Camarades ! J'avoue que je m'étonne des raisons par lesquelles les mencheviks et les socialistes-révolutionnaires veulent repousser le mot d'ordre : «tout le pouvoir aux Soviets !» (Interruption : «le mot d'ordre est venu d'Allemagne !».)
TROTSKY. — Non, camarades, ce mot d'ordre ne vient pas d'Allemagne, mais cette interruption est un écho de l'espionnage. (Rires, vifs applaudissements.)
Repoussez camarades ces raisons ! Ne rappellent-elles pas les raisons que donnaient les réactionnaires avant la révolution, contre le suffrage universel ? «Comment peut-on, disaient-ils, donner le droit de votes aux masses crasseuses, qui ne savent ni lire ni écrire ?» «Comment peut-on, dit à présent le camarade Kaplan, vu l'ignorance de nos paysans et de beaucoup de soldats, exiger qu'on remette le pouvoir aux soviets ?»
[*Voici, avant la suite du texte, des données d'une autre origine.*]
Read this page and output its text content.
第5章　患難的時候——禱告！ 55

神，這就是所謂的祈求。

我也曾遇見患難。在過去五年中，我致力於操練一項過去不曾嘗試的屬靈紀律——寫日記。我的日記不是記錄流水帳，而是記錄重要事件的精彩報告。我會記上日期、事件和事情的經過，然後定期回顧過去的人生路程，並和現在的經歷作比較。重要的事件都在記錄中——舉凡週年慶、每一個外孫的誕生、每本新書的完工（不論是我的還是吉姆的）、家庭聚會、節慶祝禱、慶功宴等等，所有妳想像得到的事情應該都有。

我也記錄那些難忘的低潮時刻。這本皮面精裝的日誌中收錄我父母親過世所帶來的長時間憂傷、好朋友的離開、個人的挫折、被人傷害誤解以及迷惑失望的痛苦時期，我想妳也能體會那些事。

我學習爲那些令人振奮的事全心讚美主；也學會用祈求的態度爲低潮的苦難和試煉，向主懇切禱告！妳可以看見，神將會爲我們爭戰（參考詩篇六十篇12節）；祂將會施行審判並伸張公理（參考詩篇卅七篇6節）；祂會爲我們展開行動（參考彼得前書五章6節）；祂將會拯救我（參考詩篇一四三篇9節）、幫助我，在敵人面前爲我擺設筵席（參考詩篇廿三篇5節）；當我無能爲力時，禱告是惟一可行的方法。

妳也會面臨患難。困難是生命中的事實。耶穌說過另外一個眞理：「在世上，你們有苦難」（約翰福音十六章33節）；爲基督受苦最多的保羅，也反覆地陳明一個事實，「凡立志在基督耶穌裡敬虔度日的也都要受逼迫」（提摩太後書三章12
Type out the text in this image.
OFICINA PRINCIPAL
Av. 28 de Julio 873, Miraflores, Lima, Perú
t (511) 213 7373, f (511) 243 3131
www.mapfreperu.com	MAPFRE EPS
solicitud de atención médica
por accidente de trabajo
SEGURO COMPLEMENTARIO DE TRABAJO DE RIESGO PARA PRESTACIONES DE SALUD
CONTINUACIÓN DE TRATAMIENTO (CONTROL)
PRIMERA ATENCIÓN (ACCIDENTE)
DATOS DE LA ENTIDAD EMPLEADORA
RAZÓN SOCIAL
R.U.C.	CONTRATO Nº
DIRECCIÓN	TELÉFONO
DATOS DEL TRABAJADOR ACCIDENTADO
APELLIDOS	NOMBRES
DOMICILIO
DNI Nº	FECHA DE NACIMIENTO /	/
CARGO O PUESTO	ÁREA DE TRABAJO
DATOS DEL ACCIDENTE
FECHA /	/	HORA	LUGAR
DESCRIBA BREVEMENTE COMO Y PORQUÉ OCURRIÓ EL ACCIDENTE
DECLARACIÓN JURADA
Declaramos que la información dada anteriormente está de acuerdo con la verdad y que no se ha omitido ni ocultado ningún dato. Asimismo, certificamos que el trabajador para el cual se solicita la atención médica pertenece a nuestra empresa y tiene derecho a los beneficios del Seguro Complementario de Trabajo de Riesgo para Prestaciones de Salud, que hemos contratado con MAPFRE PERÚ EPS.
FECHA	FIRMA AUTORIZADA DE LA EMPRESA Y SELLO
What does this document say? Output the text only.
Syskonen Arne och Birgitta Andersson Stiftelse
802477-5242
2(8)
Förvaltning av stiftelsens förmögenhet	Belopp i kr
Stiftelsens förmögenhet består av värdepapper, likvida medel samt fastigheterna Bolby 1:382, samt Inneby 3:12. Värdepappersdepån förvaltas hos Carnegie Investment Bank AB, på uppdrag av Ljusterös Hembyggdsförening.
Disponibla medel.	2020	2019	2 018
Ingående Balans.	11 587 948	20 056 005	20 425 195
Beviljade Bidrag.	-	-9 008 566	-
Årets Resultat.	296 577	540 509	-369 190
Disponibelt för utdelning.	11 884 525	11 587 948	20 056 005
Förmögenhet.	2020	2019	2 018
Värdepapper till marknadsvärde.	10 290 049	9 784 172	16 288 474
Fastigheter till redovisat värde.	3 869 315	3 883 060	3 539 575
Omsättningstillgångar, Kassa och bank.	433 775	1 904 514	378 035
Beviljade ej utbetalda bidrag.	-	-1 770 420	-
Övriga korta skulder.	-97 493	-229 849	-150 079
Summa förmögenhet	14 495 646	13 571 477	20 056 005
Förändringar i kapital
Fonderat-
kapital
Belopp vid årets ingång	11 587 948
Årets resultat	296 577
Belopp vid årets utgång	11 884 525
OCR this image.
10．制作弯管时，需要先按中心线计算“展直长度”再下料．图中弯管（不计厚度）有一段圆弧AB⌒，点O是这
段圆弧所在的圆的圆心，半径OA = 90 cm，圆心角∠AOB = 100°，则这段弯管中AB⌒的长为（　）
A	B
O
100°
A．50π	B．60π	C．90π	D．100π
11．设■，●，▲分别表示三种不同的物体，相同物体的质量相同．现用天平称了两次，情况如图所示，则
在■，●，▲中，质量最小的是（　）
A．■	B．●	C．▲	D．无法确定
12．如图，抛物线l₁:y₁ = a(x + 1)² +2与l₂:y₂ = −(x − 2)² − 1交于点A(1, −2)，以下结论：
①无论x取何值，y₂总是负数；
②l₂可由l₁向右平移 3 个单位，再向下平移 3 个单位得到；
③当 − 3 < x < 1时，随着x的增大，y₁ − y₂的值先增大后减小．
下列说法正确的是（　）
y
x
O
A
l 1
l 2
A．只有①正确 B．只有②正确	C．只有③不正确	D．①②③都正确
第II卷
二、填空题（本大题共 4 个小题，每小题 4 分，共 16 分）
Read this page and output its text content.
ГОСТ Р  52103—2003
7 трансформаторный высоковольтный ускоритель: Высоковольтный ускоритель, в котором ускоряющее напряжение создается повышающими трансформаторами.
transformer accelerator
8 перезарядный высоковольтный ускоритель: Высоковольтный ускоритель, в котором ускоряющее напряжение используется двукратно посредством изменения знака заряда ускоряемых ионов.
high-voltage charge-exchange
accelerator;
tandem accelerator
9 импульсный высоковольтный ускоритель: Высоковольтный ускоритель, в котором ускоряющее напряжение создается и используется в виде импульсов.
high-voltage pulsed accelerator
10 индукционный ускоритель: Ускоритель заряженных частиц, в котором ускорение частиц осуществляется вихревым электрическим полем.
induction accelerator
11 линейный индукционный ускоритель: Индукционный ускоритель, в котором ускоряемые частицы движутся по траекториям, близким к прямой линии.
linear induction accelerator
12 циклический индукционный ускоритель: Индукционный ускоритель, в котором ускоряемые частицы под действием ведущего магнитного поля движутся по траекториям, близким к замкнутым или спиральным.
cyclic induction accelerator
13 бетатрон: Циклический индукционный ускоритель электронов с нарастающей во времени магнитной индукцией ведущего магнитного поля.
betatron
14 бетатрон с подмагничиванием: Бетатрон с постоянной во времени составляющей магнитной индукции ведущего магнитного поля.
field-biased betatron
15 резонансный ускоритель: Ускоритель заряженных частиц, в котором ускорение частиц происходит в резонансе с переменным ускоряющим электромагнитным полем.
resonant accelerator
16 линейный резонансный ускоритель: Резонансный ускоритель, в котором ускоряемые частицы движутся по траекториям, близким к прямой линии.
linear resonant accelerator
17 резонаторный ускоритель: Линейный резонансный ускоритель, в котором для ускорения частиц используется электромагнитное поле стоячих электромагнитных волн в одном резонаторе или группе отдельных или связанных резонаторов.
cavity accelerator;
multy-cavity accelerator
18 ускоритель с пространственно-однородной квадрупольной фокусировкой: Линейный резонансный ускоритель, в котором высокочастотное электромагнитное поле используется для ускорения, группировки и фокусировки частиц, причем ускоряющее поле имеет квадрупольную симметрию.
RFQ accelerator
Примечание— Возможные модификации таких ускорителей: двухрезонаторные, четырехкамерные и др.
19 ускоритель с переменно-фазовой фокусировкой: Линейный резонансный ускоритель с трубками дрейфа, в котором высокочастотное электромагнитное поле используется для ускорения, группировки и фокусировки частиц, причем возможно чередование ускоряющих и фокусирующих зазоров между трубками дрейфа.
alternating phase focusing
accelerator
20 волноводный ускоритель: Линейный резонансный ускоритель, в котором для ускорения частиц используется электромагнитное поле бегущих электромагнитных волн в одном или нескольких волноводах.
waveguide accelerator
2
On fait donc exactement la même objection contre notre mot d'ordre. C'est vrai, le pouvoir n'a jamais été entre nos mains. On dit que nous n'avons pas «d'expérience», que probablement, au début, nous ferons des fautes... Petit à petit, nous apprendrons à administrer le pays. Mais, si nous ne prenons pas le pouvoir maintenant, nous continuerons à n'avoir aucune expérience. Donnez le pouvoir au peuple, et il apprendra à s'en servir !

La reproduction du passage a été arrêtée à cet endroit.